Review of Unfaithful

Unfaithful (2002)
7/10
Uneven, uncomfortable, unrealistic
8 June 2002
Warning: Spoilers
CONTAINS SPOILERS "Unfaithful" has some very good scenes, and then it has others that seem to be trying (and failing) to make up for that horrible bunny-boiling hackjob of "Fatal Attraction". I'd say director Lyne took the "shotgun approach" -- shooting in all directions to see what he could hit. When it comes to documenting how a "good wife" can stray, he does a great job. Mistake number one, however, was portraying her husband (Gere) as so Hollywood-leading-man-perfect.

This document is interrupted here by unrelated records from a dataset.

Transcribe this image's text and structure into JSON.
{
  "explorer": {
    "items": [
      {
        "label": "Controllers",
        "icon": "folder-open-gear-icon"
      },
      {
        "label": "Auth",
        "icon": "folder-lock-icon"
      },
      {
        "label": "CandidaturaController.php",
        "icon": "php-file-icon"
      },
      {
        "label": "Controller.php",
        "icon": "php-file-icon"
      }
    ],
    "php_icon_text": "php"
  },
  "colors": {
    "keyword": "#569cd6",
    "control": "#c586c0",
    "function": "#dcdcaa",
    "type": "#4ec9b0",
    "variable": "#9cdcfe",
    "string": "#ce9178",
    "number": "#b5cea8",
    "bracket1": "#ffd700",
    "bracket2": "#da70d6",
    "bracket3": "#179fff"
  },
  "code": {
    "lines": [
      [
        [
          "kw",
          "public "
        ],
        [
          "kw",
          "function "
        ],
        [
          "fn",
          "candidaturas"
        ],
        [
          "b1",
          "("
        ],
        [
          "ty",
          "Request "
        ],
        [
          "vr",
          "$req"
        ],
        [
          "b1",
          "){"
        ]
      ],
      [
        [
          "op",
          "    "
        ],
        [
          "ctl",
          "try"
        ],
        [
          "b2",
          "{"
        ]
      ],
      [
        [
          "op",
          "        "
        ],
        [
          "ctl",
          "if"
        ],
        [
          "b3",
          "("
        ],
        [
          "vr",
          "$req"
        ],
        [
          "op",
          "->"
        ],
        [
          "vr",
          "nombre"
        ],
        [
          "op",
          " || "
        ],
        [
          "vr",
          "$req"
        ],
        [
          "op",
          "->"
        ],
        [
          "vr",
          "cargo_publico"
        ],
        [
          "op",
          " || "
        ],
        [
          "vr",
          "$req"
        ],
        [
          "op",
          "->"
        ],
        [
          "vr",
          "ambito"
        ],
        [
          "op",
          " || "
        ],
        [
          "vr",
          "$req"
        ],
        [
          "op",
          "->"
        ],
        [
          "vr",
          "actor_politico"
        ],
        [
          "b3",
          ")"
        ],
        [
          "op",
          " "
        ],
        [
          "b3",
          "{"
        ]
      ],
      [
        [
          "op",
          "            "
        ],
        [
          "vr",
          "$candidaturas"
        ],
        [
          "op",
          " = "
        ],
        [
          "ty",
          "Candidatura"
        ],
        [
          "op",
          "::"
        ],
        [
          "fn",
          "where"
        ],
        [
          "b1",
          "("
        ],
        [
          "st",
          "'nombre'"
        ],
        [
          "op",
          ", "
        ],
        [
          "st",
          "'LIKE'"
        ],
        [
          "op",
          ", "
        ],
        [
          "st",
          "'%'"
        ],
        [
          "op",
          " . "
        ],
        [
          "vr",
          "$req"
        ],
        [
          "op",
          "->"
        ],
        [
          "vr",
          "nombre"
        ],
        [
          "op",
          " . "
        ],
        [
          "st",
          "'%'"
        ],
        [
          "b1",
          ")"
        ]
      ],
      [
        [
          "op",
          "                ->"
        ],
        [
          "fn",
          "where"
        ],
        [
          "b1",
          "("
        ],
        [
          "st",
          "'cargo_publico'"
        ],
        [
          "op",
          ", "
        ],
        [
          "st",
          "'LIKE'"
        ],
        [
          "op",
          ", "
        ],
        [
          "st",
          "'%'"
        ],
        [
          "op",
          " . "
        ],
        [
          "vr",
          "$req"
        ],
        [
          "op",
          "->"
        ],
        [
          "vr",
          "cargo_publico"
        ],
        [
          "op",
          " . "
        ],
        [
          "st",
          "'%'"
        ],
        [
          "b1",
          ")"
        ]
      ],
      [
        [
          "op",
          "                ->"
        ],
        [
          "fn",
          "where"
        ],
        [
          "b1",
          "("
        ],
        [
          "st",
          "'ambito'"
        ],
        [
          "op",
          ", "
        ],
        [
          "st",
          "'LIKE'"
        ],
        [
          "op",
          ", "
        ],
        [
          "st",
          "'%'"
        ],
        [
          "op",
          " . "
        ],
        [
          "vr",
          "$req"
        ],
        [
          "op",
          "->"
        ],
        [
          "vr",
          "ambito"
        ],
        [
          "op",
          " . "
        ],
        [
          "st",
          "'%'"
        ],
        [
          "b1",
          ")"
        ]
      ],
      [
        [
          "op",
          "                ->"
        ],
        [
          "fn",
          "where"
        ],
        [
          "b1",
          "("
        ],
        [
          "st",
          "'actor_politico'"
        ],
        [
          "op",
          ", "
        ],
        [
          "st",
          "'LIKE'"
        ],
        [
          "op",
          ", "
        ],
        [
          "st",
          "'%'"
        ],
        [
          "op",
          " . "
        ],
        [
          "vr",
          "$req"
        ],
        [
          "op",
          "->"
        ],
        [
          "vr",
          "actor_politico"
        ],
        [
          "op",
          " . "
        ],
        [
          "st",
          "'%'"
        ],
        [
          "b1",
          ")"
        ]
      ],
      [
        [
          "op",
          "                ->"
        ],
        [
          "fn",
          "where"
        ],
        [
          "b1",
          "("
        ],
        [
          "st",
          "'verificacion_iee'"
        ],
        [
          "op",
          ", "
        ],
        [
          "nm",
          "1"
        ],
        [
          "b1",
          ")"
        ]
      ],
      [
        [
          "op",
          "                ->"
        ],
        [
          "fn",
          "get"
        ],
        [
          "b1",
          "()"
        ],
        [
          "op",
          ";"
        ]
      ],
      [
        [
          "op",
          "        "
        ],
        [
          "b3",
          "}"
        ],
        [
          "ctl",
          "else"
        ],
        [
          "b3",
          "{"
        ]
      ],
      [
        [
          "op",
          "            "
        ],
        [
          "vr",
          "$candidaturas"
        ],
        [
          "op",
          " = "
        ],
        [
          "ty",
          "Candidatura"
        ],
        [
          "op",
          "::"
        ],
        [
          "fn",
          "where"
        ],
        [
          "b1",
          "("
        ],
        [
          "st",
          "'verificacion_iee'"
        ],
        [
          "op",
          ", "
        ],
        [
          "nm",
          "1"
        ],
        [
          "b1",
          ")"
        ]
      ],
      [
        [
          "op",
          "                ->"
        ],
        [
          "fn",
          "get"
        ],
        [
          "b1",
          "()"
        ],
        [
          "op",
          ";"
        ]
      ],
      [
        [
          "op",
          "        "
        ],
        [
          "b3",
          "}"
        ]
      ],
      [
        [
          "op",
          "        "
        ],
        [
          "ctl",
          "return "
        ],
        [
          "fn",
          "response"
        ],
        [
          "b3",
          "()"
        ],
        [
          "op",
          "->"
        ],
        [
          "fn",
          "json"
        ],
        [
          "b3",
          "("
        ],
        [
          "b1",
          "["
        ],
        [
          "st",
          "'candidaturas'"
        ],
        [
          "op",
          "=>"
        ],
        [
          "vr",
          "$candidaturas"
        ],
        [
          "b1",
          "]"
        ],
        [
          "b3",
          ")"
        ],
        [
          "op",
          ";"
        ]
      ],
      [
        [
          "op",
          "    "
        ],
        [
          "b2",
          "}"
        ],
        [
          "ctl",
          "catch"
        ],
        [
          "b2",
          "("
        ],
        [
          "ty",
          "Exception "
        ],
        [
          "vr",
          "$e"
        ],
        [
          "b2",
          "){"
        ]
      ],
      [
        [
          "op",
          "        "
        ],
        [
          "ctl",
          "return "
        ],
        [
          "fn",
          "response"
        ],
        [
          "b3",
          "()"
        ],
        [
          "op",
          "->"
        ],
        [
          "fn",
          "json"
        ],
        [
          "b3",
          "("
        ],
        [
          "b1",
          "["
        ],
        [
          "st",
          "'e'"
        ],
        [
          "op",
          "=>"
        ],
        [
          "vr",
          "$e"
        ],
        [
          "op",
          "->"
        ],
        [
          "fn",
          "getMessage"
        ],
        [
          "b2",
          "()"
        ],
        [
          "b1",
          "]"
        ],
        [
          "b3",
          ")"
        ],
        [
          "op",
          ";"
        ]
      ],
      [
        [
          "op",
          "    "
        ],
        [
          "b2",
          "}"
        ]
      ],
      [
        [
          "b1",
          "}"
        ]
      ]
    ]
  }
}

Handsome, considerate, adores her (and of course is completely faithful, we automatically assume), attentive father, even helps clean up the kitchen, for godsake. I suppose the director wanted to say, "Even the perfect husband can never be sure his wife won't f**k someone else." Sure that's true, but only because THERE IS NO SUCH ANIMAL. Perfect, handsome, helpful screen husbands really bug me.

So, let's assume her husband is gorgeous and wonderful, but humanly flawed in some way besides putting his shirt on inside-out, and she has reason to feel bored or neglected, or irritated -- SOMETHING. And then she does something completely human, and gets caught up in the emotional undertow of the mind-blowing sex.

Gere's scene at the lover's apartment started out great. Gere was looking for something to hold onto, some meaning, some explanation, and I could see that he realized that nothing was going to give him that. He would probably just keep seeing that smirking Frenchman's face in his clouded mind for the rest of his life. Somehow he needed to get the smirk off his face. Still, the murder was over the top. That turned the movie from a realistic exploration into a silly thriller. Now the questions become too many to keep track of. Not simply, how does an affair happen and how do people live/deal with it? But, how do you clean up after a murder, what do you do with the body, how do you lie to the police, and how do you live with the crime for the rest of your life? Too much, not the central point of the movie, distracting, unreal.

Getting back to the real issue, one of my favorite moments came near the end, when Connie "flashed back" but revised in her fantasy the beginning of the affair: Instead of going up to his apartment, she managed to get a cab, and drove away, "seeing" herself make the other choice.

Pity that Lyne seems compelled to give us the hackneyed story of adultery destroying everything with its obsession. Someone needs to tell the other sides of the adultery story. But that will require a wiser hand than his.